Я прикусила себе язык, поняв, что ненароком задела в нём что-то живое (если в мостниках оно вообще есть).
– А может, оно тебе под стать. – вырвалось у меня уже без ехидцы. – водишь ты меня сейчас, как идущий – неизвестно куда. То ли спасаешь, то ли к краю подводишь. Одной Ткачихе известно.
Идан снова взглянул на меня. Не по-злому. Скорее с усталой признательностью.
– может и так, – согласился он. – но я хоть знаю путь. И пределы эти, куда веду, тоже знаю. А ты одна бы куда делась? Вперёд в неизвестность? Или назад на верную смерть?
Ответа у меня не нашлось.
– вот и думай, Яра, что лучше: идти за тем, кто все пути в Околье ведает или стать костями на тропинках. – закончил он, и в его тоне снова зазвучала привычная, леденящая практичность выживания.

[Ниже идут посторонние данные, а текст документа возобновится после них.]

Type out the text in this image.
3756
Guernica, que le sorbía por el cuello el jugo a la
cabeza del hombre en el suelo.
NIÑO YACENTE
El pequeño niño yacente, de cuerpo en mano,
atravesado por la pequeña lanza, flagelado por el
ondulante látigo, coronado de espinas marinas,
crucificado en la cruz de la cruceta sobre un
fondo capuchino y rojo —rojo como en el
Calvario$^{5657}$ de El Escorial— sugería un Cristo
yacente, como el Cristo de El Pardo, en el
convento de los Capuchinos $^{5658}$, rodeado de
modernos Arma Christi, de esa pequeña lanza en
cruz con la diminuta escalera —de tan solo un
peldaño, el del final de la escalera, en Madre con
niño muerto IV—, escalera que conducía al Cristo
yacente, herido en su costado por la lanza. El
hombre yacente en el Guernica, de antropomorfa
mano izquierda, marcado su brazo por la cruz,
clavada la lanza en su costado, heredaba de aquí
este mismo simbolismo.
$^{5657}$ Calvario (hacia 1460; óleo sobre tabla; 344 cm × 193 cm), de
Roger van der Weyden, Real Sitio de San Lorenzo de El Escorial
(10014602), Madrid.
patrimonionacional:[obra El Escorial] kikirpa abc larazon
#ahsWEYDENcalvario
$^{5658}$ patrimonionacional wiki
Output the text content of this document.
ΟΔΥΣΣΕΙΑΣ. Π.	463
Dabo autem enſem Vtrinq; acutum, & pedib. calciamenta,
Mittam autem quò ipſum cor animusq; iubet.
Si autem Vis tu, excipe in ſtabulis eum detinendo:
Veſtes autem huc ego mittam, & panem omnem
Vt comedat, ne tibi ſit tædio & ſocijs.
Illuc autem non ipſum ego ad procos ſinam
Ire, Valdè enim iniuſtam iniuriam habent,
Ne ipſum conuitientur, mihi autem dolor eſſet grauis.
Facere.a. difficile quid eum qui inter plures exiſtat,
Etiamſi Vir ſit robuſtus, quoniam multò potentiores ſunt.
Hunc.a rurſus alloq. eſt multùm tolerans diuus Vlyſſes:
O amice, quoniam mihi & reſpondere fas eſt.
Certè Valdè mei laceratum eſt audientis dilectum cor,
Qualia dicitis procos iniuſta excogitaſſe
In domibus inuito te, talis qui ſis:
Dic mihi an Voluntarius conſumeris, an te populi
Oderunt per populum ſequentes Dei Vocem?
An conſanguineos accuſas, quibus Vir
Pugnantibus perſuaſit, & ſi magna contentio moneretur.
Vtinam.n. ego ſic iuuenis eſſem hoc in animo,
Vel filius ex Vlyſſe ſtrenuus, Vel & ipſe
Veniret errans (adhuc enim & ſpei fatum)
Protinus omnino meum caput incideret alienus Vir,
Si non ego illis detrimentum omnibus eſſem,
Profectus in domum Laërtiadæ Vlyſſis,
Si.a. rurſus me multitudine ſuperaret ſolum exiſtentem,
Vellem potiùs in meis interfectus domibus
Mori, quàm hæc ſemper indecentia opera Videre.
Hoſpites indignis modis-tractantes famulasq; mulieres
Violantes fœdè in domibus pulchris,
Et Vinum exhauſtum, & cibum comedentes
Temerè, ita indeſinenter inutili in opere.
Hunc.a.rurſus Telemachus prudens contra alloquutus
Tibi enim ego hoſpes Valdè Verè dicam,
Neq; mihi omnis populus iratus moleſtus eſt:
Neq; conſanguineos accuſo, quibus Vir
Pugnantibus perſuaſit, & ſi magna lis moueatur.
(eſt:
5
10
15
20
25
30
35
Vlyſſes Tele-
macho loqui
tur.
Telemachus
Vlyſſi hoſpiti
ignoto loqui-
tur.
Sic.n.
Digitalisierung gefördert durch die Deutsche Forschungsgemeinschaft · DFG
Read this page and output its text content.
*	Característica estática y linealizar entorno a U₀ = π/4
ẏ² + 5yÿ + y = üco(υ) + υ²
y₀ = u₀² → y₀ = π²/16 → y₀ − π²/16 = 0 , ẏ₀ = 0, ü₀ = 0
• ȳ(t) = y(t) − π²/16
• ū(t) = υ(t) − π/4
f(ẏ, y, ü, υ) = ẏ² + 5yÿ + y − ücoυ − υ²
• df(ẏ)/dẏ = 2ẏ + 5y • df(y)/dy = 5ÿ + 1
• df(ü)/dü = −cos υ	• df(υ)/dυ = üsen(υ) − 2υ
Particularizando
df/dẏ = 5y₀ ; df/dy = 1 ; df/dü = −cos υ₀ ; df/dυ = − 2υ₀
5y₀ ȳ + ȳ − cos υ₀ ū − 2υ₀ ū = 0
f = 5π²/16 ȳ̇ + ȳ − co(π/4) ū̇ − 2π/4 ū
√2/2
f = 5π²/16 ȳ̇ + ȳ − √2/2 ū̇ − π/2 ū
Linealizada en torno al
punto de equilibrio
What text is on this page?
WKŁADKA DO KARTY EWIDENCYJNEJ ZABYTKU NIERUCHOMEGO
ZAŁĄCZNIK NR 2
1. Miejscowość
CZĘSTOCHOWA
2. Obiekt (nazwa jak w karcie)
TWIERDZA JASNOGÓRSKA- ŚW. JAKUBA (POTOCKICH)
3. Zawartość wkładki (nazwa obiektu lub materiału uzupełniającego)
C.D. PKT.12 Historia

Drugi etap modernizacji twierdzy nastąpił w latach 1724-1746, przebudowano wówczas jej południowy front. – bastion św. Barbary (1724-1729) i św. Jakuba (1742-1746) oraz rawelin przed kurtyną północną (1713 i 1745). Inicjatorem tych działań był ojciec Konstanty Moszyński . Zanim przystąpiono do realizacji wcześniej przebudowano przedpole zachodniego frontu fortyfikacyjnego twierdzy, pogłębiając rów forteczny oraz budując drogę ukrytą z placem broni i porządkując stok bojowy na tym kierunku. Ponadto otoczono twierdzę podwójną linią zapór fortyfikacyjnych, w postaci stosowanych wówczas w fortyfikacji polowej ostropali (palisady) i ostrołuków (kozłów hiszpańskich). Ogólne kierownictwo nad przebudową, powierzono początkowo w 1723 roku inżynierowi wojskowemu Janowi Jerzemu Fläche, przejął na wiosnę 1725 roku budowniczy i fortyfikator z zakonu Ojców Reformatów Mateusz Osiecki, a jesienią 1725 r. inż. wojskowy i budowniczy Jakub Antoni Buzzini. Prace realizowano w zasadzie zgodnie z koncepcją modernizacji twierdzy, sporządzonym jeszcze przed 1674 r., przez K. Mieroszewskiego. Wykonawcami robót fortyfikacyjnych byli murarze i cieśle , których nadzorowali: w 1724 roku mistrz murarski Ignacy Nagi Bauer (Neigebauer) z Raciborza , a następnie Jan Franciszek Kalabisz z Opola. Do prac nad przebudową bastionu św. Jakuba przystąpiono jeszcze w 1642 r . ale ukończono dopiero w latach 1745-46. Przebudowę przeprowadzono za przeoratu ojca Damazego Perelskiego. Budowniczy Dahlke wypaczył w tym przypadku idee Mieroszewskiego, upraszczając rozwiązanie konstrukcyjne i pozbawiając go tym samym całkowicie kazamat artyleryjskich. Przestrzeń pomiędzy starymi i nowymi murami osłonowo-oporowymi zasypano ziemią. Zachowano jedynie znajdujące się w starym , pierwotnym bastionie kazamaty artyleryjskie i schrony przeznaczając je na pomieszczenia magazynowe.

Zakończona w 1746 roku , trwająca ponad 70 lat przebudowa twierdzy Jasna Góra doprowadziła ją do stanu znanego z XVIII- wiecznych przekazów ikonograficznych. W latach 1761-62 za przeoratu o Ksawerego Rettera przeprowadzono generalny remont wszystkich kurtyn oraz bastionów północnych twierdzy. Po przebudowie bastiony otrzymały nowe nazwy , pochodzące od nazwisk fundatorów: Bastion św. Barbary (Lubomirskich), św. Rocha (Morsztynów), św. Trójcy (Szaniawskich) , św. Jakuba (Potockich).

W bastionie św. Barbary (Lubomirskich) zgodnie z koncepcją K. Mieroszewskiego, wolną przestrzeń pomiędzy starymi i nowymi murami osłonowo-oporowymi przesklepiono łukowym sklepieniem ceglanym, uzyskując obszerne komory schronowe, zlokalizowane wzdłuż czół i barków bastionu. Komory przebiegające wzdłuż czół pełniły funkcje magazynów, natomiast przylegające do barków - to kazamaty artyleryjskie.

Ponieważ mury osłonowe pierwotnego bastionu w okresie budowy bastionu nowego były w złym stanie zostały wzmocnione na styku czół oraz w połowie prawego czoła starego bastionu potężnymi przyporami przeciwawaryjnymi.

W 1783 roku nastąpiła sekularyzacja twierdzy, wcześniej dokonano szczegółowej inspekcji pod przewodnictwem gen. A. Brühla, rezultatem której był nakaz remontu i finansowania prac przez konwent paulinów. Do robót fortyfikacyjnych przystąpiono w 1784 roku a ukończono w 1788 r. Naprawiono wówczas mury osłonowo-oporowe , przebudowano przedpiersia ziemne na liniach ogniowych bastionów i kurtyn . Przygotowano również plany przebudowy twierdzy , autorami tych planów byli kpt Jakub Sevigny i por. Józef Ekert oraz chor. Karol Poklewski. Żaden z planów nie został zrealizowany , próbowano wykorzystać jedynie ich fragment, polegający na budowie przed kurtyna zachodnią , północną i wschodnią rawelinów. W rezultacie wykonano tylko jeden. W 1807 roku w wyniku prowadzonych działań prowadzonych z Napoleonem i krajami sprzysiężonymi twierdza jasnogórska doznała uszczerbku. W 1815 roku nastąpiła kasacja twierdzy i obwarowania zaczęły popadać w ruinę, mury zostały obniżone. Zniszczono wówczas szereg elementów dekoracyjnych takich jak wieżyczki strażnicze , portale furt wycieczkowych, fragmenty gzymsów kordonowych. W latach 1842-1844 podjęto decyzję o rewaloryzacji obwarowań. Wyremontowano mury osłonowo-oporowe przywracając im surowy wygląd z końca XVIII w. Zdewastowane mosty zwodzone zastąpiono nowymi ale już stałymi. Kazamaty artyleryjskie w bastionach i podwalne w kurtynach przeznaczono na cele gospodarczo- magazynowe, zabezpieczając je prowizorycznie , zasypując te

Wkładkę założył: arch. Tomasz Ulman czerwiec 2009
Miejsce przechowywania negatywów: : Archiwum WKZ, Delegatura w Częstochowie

Но теперь я слышала что-то иное. Не просто расчёт, а отчаяние того, кто знает – он лишь точный инструмент в руках незримого ремесленника. И как только его он перестанет быть нужным, то он перестанет быть вообще.
Так мы и сидели в тишине по разные стороны костра. Никто из нас не решался вообще говорить после такого.
– спи уже… – вдруг произнёс Идан, словно разрешая мне это действие. – завтра дорога. А я… посижу. «со своей дорогой».
Парень вновь уставился на пламя костра, будто в углях плавились все его воспоминания до избрания его мостником. Вопреки усталости, меня пронзило острое любопытство.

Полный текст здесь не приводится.